Secondly, persevere until at last there is a break through to honesty and acceptance. At first there seemed to be no hope in the conversation that transpired between Jesus and the Samaritan woman. Everything Jesus said, she took another way. They had different world views, the suspicions of centuries, but then, because they stayed there together, in a sense endured, the moment of truth came.
She said, she did not have a husband. Jesus said, “You are right. You have had five husbands and the man you are living with now is not your husband.” Wow, but what is important to know is that there was no judgment in Jesus’ words. He wasn’t condemning her. He wasn’t accusing her. He was offering her an invitation to honesty. For the first time her life was laid bare, but rather than rejection, she found acceptance, her yearning fulfilled, the Living Water received.
Jesus always sits beside us in that way. One of the meditative practices I have used is to image myself sitting on a stone bench by the water’s edge and I see Jesus coming toward me and he takes a place beside me and we sit there together and though not a word is spoken I begin to feel his full acceptance and as we linger, there by the water’s edge, my thirst is quenched, not from the lake, but the Christ who in His full acceptance gives me the Living Water.
Sometimes as we are truly present to one another and all the barriers of age and gender and religion and race and national boundaries recede, this is what we give one another. God works through us to offer the same Living Water that alone can quench the yearnings of a thirsty soul.
I emailed a friend of mine and asked him what he took from the story of Jesus and the Samaritan woman at the well. He wrote back and said, Dusty Springfield’s, “The Look of Love.”
The look of love
Is in your eyes
The look your heart can’t disguise
The look of love
Is saying so much more
Than just words could ever say
And what my heart has heard
Well, it takes my breath away.
We all yearn for that love and what Jesus tells us in this story if we just let go, and let the barriers fall and remain persistent when we seem as nations or individuals to talk passed one another, the breakthrough will occur and we will drink of the Living Water.
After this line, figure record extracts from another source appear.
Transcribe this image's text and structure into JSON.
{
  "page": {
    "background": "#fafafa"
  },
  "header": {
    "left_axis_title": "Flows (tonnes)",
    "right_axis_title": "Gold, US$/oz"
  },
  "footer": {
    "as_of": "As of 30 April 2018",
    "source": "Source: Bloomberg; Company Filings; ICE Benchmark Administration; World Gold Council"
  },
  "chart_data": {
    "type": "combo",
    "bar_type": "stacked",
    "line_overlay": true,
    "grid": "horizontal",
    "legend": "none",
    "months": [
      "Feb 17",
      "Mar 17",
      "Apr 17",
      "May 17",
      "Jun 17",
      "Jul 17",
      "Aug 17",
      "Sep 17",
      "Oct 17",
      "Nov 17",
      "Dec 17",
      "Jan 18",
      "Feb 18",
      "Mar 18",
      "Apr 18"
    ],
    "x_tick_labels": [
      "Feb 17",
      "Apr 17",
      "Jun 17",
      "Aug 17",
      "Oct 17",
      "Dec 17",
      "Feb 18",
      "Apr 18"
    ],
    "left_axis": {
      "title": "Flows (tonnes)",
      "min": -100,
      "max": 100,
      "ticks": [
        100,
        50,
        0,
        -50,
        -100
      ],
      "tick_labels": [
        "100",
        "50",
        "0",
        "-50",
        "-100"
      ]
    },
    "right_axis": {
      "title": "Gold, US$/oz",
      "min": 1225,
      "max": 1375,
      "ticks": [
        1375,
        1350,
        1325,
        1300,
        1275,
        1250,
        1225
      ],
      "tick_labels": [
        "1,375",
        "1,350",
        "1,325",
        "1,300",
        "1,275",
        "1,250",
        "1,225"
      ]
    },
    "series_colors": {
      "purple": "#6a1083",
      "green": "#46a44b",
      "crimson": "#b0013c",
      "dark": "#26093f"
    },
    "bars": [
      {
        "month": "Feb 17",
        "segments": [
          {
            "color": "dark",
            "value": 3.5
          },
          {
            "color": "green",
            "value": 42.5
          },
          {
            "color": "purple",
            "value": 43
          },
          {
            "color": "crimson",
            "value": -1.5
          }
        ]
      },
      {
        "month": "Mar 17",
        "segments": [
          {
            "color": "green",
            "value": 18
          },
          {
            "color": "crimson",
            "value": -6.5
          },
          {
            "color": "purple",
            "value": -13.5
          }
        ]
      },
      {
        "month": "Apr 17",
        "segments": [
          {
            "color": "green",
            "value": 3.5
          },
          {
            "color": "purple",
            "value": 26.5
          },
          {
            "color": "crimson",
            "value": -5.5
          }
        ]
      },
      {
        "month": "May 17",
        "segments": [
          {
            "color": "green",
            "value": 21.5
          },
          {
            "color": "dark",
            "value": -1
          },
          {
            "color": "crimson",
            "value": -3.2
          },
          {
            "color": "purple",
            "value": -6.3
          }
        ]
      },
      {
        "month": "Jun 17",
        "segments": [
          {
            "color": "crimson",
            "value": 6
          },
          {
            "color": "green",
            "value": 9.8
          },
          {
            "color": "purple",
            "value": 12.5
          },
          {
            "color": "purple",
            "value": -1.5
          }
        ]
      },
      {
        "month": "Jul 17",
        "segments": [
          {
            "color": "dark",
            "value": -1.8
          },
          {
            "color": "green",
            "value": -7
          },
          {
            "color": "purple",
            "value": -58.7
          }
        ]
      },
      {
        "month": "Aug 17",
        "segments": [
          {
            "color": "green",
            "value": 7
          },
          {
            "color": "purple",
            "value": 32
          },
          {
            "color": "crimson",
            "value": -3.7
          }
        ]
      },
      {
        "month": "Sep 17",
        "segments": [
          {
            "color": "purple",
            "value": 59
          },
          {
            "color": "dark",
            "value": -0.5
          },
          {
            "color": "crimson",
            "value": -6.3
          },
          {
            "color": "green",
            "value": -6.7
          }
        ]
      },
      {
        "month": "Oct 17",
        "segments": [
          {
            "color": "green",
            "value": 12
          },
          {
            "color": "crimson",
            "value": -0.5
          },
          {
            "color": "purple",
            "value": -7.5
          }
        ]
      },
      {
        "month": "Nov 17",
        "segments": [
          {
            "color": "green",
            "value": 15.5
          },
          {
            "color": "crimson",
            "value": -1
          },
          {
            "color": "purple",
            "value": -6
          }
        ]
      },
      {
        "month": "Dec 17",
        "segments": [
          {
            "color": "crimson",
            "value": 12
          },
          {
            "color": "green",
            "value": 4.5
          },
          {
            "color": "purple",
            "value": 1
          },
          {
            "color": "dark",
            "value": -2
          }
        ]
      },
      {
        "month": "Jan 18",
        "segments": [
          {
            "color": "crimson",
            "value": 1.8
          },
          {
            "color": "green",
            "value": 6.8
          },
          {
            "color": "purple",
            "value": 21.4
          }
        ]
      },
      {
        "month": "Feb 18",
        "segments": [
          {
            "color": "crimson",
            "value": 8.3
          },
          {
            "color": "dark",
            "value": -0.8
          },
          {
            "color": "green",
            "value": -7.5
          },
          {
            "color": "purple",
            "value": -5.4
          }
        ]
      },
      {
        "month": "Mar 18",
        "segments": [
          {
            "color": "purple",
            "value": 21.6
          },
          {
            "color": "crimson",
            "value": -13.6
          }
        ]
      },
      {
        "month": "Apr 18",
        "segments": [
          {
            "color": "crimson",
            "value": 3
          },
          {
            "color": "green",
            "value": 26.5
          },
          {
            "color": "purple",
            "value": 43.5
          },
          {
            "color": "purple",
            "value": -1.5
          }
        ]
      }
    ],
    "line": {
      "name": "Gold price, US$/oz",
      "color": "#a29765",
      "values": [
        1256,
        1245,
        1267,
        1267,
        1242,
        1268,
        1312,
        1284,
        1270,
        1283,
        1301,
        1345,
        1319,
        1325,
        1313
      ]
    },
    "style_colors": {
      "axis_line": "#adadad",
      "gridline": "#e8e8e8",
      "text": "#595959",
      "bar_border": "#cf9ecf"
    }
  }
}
In one last desperate attempt to resist, and we all resist because always the Gospel just seems to good to be true, the woman says to Jesus but we are of different religions. Jesus says, the time is coming and is already here when it won’t matter, all the differences that keep us apart, because we will all worship in spirit and in truth. That spirit is the look of love we see in Jesus that knows no boundaries and once we have experienced it, we know what we have found, and we sing the refrain from the Look of Love, not as a plea but as a confession of faith and trust:
Don’t ever go
Don’t ever go
Don’t ever g0.
It happened at Jacob’s well in Samaria, it draws us to a fountain on Michigan Ave: by the still or running water, the yearning and the promise, “Drink and you will thirst no more.”